Segundo a denúncia de uma funcionária que foi assediada por Guimarães, o então presidente da Caixa se aproveitava de viagens de negócios e situações profissionais para realizar o assédio:

"Eu considero um assédio. Foi em mais de uma ocasião. Ele tem por hábito chamar grupo de empregados para jantar com ele. Ele paga vinho para esses empregados. Não me senti confortável, mas, ao mesmo tempo, não me senti na condição de me negar a aceitar uma taça de vinho. E depois disso ele pediu que eu levasse até o quarto dele à noite um carregador de celular e ele estava com as vestes inadequadas, estava vestido de uma maneira muito informal de cueca samba canção. Quando cheguei pra entregar, ele deu um passo para trás me convidando para entrar no quarto. Eu me senti muito invadida, muito desrespeitada como mulher e como alguém que estava ali para fazer um trabalho. Já tinha falado que não era apropriado me chamar para ir ao quarto dele tão tarde e ainda me receber daquela forma. Me senti humilhada".

Outra denunciante relatou que Guimarães insistia em abraçar as funcionárias, em que em uma destas situações, ele tocou em suas partes íntimas, apesar dela tentar distância do executivo:

"Comigo foi em viagem, nessas abordagens que ele faz pedindo, perguntando se confia, se é legal. Abraços mais fortes, me abraça direito e nesses abraços o braço escapava e tocava no seio, nas partes íntimas atrás, era dessa forma".

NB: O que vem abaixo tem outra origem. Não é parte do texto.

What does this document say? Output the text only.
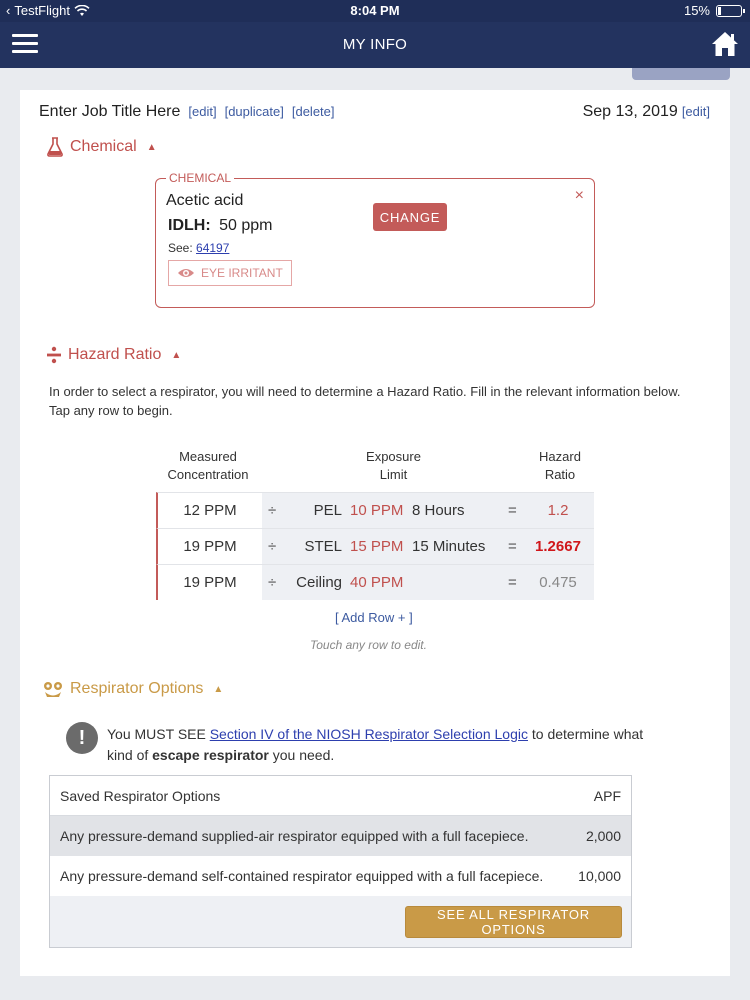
‹ TestFlight	8:04 PM	15%
MY INFO
Enter Job Title Here [edit] [duplicate] [delete]	Sep 13, 2019 [edit]
Chemical ▲
CHEMICAL
Acetic acid
IDLH: 50 ppm
See: 64197
EYE IRRITANT
×
CHANGE
Hazard Ratio ▲
In order to select a respirator, you will need to determine a Hazard Ratio. Fill in the relevant information below. Tap any row to begin.
Measured
Concentration
Exposure
Limit
Hazard
Ratio
12 PPM	÷	PEL 10 PPM 8 Hours	=	1.2
19 PPM	÷	STEL 15 PPM 15 Minutes =	1.2667
19 PPM	÷	Ceiling 40 PPM	=	0.475
[ Add Row + ]
Touch any row to edit.
Respirator Options ▲
!	You MUST SEE Section IV of the NIOSH Respirator Selection Logic to determine what kind of escape respirator you need.
Saved Respirator Options	APF
Any pressure-demand supplied-air respirator equipped with a full facepiece.	2,000
Any pressure-demand self-contained respirator equipped with a full facepiece. 10,000
SEE ALL RESPIRATOR OPTIONS
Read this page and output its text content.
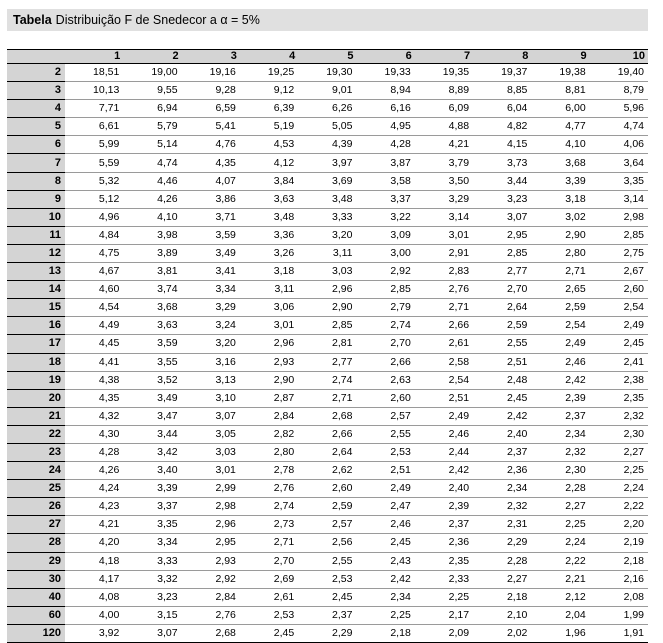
Tabela Distribuição F de Snedecor a α = 5%
	1	2	3	4	5	6	7	8	9	10
2	18,51	19,00	19,16	19,25	19,30	19,33	19,35	19,37	19,38	19,40
3	10,13	9,55	9,28	9,12	9,01	8,94	8,89	8,85	8,81	8,79
4	7,71	6,94	6,59	6,39	6,26	6,16	6,09	6,04	6,00	5,96
5	6,61	5,79	5,41	5,19	5,05	4,95	4,88	4,82	4,77	4,74
6	5,99	5,14	4,76	4,53	4,39	4,28	4,21	4,15	4,10	4,06
7	5,59	4,74	4,35	4,12	3,97	3,87	3,79	3,73	3,68	3,64
8	5,32	4,46	4,07	3,84	3,69	3,58	3,50	3,44	3,39	3,35
9	5,12	4,26	3,86	3,63	3,48	3,37	3,29	3,23	3,18	3,14
10	4,96	4,10	3,71	3,48	3,33	3,22	3,14	3,07	3,02	2,98
11	4,84	3,98	3,59	3,36	3,20	3,09	3,01	2,95	2,90	2,85
12	4,75	3,89	3,49	3,26	3,11	3,00	2,91	2,85	2,80	2,75
13	4,67	3,81	3,41	3,18	3,03	2,92	2,83	2,77	2,71	2,67
14	4,60	3,74	3,34	3,11	2,96	2,85	2,76	2,70	2,65	2,60
15	4,54	3,68	3,29	3,06	2,90	2,79	2,71	2,64	2,59	2,54
16	4,49	3,63	3,24	3,01	2,85	2,74	2,66	2,59	2,54	2,49
17	4,45	3,59	3,20	2,96	2,81	2,70	2,61	2,55	2,49	2,45
18	4,41	3,55	3,16	2,93	2,77	2,66	2,58	2,51	2,46	2,41
19	4,38	3,52	3,13	2,90	2,74	2,63	2,54	2,48	2,42	2,38
20	4,35	3,49	3,10	2,87	2,71	2,60	2,51	2,45	2,39	2,35
21	4,32	3,47	3,07	2,84	2,68	2,57	2,49	2,42	2,37	2,32
22	4,30	3,44	3,05	2,82	2,66	2,55	2,46	2,40	2,34	2,30
23	4,28	3,42	3,03	2,80	2,64	2,53	2,44	2,37	2,32	2,27
24	4,26	3,40	3,01	2,78	2,62	2,51	2,42	2,36	2,30	2,25
25	4,24	3,39	2,99	2,76	2,60	2,49	2,40	2,34	2,28	2,24
26	4,23	3,37	2,98	2,74	2,59	2,47	2,39	2,32	2,27	2,22
27	4,21	3,35	2,96	2,73	2,57	2,46	2,37	2,31	2,25	2,20
28	4,20	3,34	2,95	2,71	2,56	2,45	2,36	2,29	2,24	2,19
29	4,18	3,33	2,93	2,70	2,55	2,43	2,35	2,28	2,22	2,18
30	4,17	3,32	2,92	2,69	2,53	2,42	2,33	2,27	2,21	2,16
40	4,08	3,23	2,84	2,61	2,45	2,34	2,25	2,18	2,12	2,08
60	4,00	3,15	2,76	2,53	2,37	2,25	2,17	2,10	2,04	1,99
120	3,92	3,07	2,68	2,45	2,29	2,18	2,09	2,02	1,96	1,91
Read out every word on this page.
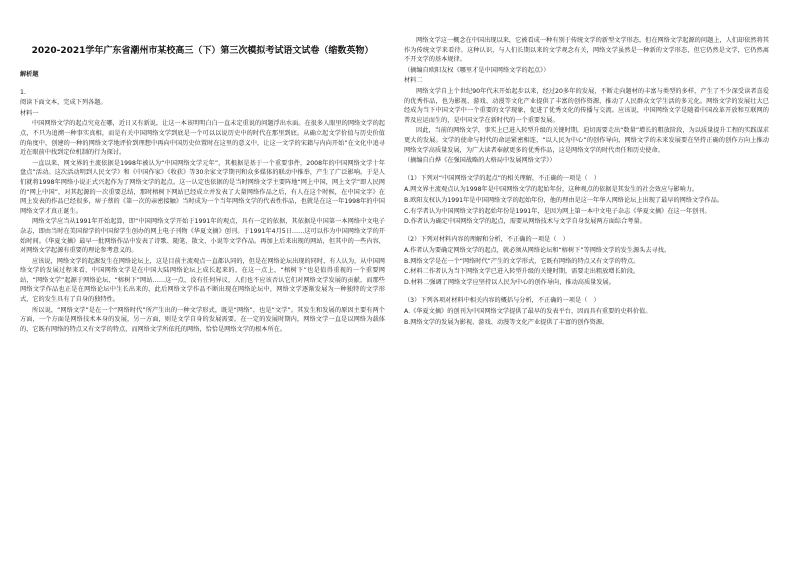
2020-2021学年广东省潮州市某校高三（下）第三次模拟考试语文试卷（缩数英物）
解析题

1.

阅读下面文本，完成下列各题。

材料一

中国网络文学的起点究竟在哪，近日又有新说，让这一本该明明白白一直未定重说的问题浮出水面。在很多人眼里的网络文学的起点，不只为追溯一种事实真相，而是有关中国网络文学到底是一个可以以说历史中的时代在那里到底。从确立起文学价值与历史价值的角度中，创建的一种的网络文学地评价到理想中再向中国历史位置时在这里的意义中，让这一文学的宋籍与内向开始”在文化中追寻近在眼前中找到定位机制的行为探讨。

一直以来，网文界的主流依据是1998年被认为“中国网络文学元年”，其根据是基于一个重要事件，2008年的中国网络文学十年盘点”活动。这次活动明到人民文学》和《中国作家》《收获》等30余家文学期刊和众多媒体的联动中推举，产生了广泛影响。于是人们就将1998年网络小说正式兴起作为了网络文学的起点。这一认定也依据的是当时网络文学主要阵地“网上中国，网上文学”即人民网的“网上中国”，对其起源的一次重要总结，那时榕树下网站已经成立并发表了大量网络作品之后，有人在这个时候，在中国文字》在网上发表的作品已经很多，痞子蔡的《第一次的亲密接触》当时成为一个当年网络文学的代表性作品，也就是在这一年1998年的中国网络文学才真正诞生。

网络文学应当从1991年开始起算，即“中国网络文学开始于1991年的观点，具有一定的依据，其依据是中国第一本网络中文电子杂志，即由当时在美国留学的中国留学生创办的网上电子刊物《华夏文摘》创刊。于1991年4月5日……这可以作为中国网络文学的开始时间。《华夏文摘》最早一批网络作品中发表了诗歌、随笔、散文、小说等文学作品。再加上后来出现的网站，但其中的一些内容，对网络文学起源有重要的理论参考意义的。

应该说，网络文学的起源发生在网络论坛上，这是目前主流观点一直都认同的，但是在网络论坛出现的同时，有人认为，从中国网络文学的发展过程来看，中国网络文学是在中国大陆网络论坛上成长起来的，在这一点上，“榕树下”也是值得重视的一个重要网站，“网络文学”起源于网络论坛、“榕树下”网站……这一点，没有任何异议，人们也不应该否认它们对网络文学发展的贡献，而那些网络文学作品也正是在网络论坛中生长出来的，此后网络文学作品不断出现在网络论坛中，网络文学逐渐发展为一种独特的文学形式，它的发生具有了自身的独特性。

所以说，“网络文学”是在一个“网络时代”所产生出的一种文学形式，既是“网络”，也是“文学”。其发生和发展的原因主要有两个方面，一个方面是网络技术本身的发展，另一方面，则是文学自身的发展需要。在一定的发展时期内，网络文学一直是以网络为载体的，它既有网络的特点又有文学的特点，而网络文学所依托的网络，恰恰是网络文学的根本所在。

网络文学这一概念在中国出现以来，它被看成一种有别于传统文学的新型文学形态，但在网络文学起源的问题上，人们却依然将其作为传统文学来看待。这种认识，与人们长期以来的文学观念有关，网络文学虽然是一种新的文学形态，但它仍然是文学，它仍然离不开文学的基本规律。

（摘编自欧阳友权《哪里才是中国网络文学的起点》）

材料二

网络文学自上个世纪90年代末开始起步以来，经过20多年的发展，不断走向题材的丰富与类型的多样，产生了不少深受读者喜爱的优秀作品，也为影视、游戏、动漫等文化产业提供了丰富的创作资源，推动了人民群众文学生活的多元化。网络文学的发展壮大已经成为当下中国文学中一个重要的文学现象，促进了优秀文化的传播与交流。应该说，中国网络文学是随着中国改革开放和互联网的普及应运而生的，是中国文学在新时代的一个重要发展。

因此，当前的网络文学，事实上已进入转型升级的关键时期，迫切需要走出“数量”增长的粗放阶段，为以质量提升工程的实践谋求更大的发展。文学的使命与时代的命运紧密相连，“以人民为中心”的创作导向，网络文学的未来发展要在坚持正确的创作方向上推动网络文学高质量发展，为广大读者奉献更多的优秀作品，这是网络文学的时代责任和历史使命。

（摘编自白烨《在强国战略的大格局中发展网络文学》）

（1）下列对“中国网络文学的起点”的相关理解，不正确的一项是（　）

A.网文界主流观点认为1998年是中国网络文学的起始年份，这种观点的依据是其发生的社会效应与影响力。

B.欧阳友权认为1991年是中国网络文学的起始年份，他的理由是这一年华人网络论坛上出现了最早的网络文学作品。

C.有学者认为中国网络文学的起始年份是1991年，是因为网上第一本中文电子杂志《华夏文摘》在这一年创刊。

D.作者认为确定中国网络文学的起点，需要从网络技术与文学自身发展两方面综合考量。

（2）下列对材料内容的理解和分析，不正确的一项是（　）

A.作者认为要确定网络文学的起点，就必须从网络论坛和“榕树下”等网络文学的发生源头去寻找。

B.网络文学是在一个“网络时代”产生的文学形式，它既有网络的特点又有文学的特点。

C.材料二作者认为当下网络文学已进入转型升级的关键时期，需要走出粗放增长阶段。

D.材料二强调了网络文学应坚持以人民为中心的创作导向，推动高质量发展。

（3）下列各项对材料中相关内容的概括与分析，不正确的一项是（　）

A.《华夏文摘》的创刊为中国网络文学提供了最早的发表平台，因而具有重要的史料价值。

B.网络文学的发展为影视、游戏、动漫等文化产业提供了丰富的创作资源。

Após as denúncias, uma manifestação ocorreu na sede da Caixa exigindo a demissão de Pedro Guimarães. Algumas horas depois, Guimarães pediu demissão com uma carta na qual nega as acusações.

A Caixa é um dos maiores bancos estatais do país, responsável pelo pagamento dos principais direitos e benefícios trabalhista, por lá passa desde o seguro desemprego ao FGTS, passando pelo auxílio emergencial, programas de casa própria, bolsa família (auxílio Brasil), etc. Que em todos estes anos ela tenha sido usada como moeda de troca para assediar mulheres só mostra o quão podre é moral bolsonarista, deixando um crápula assediador como Pedro Guimarães em seu comando durante todo o governo.

A luta das mulheres e dos trabalhadores da Caixa pode ir muito além de impor a demissão de Pedro Guimarães. É preciso lutar para reparar cada mulher vítima de assédio sexual, começando por impor em cada trabalho comissões de combate ao assédio sexual e moral sob controle das mulheres e dos trabalhadores, já que se depender dos executivos, as denúncias nunca vão para frente, e só são investigadas quando saem na mídia, por fora dos canais internos de denúncia. Também é preciso lutar contra a ideologia patriarcal propagada pelo bolsonarismo, que faz milhares de mulheres vítimas todos os dias da violência machista, da privação do direito ao seu próprio corpo, da desigualdade salarial entre mulheres e homens, questões relacionadas com o machismo estrutural que é perpetuado para melhor explorar a força de trabalho que é já é de maioria feminina.